I love veganizing regional foods, like these Vegan West Virginia Hot Dogs. We recently moved to West Virginia from Florida. I was looking up regional foods for WV and surrounding states, when a friend of mine said, “They sure do love their hot dogs!” Well, that piqued my interest!
After a lot of googling, I found West Virginia hot dog recipes vary a lot. What they all have in common is the hot dog is topped with a thick meat chili (sometimes called just “sauce”). Most of the time, the chili is topped with coleslaw. But in some WV counties, they skip the slaw altogether.
I’ve made vegan slaw a dozen times, and vegan bean chili, but never a vegan “meat” chili. Challenge accepted!
Make this recipe with any favorite vegan meat or beef substitute you like. I used Impossible Foods ground for this recipe. But you can use Beyond Beef or any other ground substitute. The important thing with this chili topping is that you cook it until it is seriously thick. To me, it’s the consistency of a Sloppy Joe filling, but maybe even thicker. You want it to set on top of the hotdog, not soak into the bun and make it soggy.
I made an ultra simple vegan coleslaw for my slaw topping. I like to pepper my slaw, but you can leave that to each diner, if you don’t want to pre-pepper it.
Obviously, vegan West Virginia hot dogs are made with vegan weiners. I like to toast my hotdog buns in the toaster or toaster oven, to have that nice crusty bite.
I recommend cooking the chili in a Dutch oven or soup pot. The deepness of the pot prevents splatter on your stove. I made mine in a large iron skillet and I had a hard time controlling the splatter until the sauce thickened.

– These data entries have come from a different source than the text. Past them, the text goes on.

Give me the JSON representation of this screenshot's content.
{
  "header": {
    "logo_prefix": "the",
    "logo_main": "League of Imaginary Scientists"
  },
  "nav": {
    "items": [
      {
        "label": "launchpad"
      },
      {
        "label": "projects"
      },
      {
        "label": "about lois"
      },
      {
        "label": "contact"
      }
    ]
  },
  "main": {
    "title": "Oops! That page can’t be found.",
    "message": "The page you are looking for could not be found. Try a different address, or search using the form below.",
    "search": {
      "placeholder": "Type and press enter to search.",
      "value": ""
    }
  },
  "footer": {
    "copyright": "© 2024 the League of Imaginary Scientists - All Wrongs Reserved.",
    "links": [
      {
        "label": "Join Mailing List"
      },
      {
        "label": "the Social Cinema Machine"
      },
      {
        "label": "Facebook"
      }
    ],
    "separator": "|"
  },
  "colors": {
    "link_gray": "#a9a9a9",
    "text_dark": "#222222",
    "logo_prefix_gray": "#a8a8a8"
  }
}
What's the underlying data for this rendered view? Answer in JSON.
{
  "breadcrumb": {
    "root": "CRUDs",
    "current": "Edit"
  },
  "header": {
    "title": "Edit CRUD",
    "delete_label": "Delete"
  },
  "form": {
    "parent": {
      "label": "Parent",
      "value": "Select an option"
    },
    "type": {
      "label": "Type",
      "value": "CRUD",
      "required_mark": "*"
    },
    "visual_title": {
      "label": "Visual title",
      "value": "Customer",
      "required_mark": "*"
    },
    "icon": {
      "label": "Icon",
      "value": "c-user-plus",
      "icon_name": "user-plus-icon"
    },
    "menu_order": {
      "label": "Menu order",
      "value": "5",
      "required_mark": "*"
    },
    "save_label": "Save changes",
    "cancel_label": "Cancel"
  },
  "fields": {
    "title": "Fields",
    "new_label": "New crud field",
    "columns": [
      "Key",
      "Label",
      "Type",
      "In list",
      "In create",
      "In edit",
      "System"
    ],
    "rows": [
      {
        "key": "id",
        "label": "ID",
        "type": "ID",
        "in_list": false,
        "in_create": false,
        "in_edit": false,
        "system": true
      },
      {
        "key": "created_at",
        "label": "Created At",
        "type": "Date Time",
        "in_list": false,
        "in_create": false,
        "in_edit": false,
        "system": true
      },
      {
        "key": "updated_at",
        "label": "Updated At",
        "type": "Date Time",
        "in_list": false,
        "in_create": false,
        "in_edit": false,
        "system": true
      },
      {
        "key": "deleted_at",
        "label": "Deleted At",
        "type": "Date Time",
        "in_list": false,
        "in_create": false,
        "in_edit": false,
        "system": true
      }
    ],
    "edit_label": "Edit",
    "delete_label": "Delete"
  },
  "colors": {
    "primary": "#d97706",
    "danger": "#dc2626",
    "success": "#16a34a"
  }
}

Since you are cooking down the sauce, you’ll want it to simmer uncovered. If you must cover it, be sure to put the lid off center so steam can escape. Because the recipe calls for salt and pepper in both the slaw and in the tomato mixture for the chili, you won’t want to add salt and pepper to the browning vegan meat, even though it probably feels natural to do so.
Serve with gluten-free hot dog buns for a gluten free hot dog.
The recipe below actually serves 4 to 6 hotdogs and the recipe can be exactly doubled to accommodate 10 to 12 hotdogs.
You might also enjoy:
Sweet Spicy Pineapple Coleslaw
|Prep Time||10 minutes|
|Cook Time||70 minutes|
- 1 cup shredded cabbage or 1-1/4 cup precut slaw mix and omit carrot, below
- 1/4 cup grated carrot (optional)
- 1/4 cup vegan mayonnaise or 1/8 cup for a lighter slaw
- 1 splash apple cider vinegar to taste
- sugar to taste (optional)
- salt and black pepper to taste
- 1 pound vegan ground meat substitute I use either Impossible Plant Based Burger Ground or Beyond Beef
- 1/2 yellow onion chopped small
- 8 ounces tomato sauce
- 6 ounces tomato paste
- 1 tablespoon chili powder
- 1/2 teaspoon salt
- 1/2 teaspoon black pepper
- 1/2 teaspoon garlic powder
- 1-1/2 teaspoon apple cider vinegar or white wine vinegar
- 1 package vegan hot dog wieners cooked
- yellow mustard
- hot dog buns toasted
- white onion or yellow onion, chopped for topping
For the coleslaw:
For the chili sauce:
For the hot dog:
- Place the shredded cabbage and shredded carrot (optional) into a small mixing bowl (medium bowl if doubling the recipe). Stir in the vegan mayonnaise and vinegar. Add sugar (optional), salt and black pepper, to taste. Place in the refrigerator to chill.
- In a dutch oven or soup pot, combine the yellow onion, tomato sauce, tomato paste, chili powder, salt, black pepper and garlic powder. Add one cup of water. Mix well.
- Bring the chili sauce to a boil, reduce heat, and simmer for 40 minutes. Add the vinegar and simmer 30 minutes longer, until the sauce is as thick as a paste and doesn't cover the pan bottom after parting it with a spoon. Remove from heat.
- In the meantime, while the chili sauce is cooking, brown the vegan ground (do not season it) and cook 4 to 6 vegan weiners. Set aside. When the sauce is nearly done cooking, toast the hotdog buns.
- Stir the vegan ground into the cooked chili sauce mixture to coat.
- Place a cooked weiner and mustard on each of the toasted buns. Top with a generous amount of the chili sauce. Add coleslaw on top of the chili sauce, then sprinkle with some of the chopped onion. Serve immediately.
- The chili sauce and slaw will keep in the refrigerator for 2 to 3 days. For serving, they can be made a day ahead, and the sauce can be reheated in a saucepan. The chili sauce can be kept in the freezer for up to two months.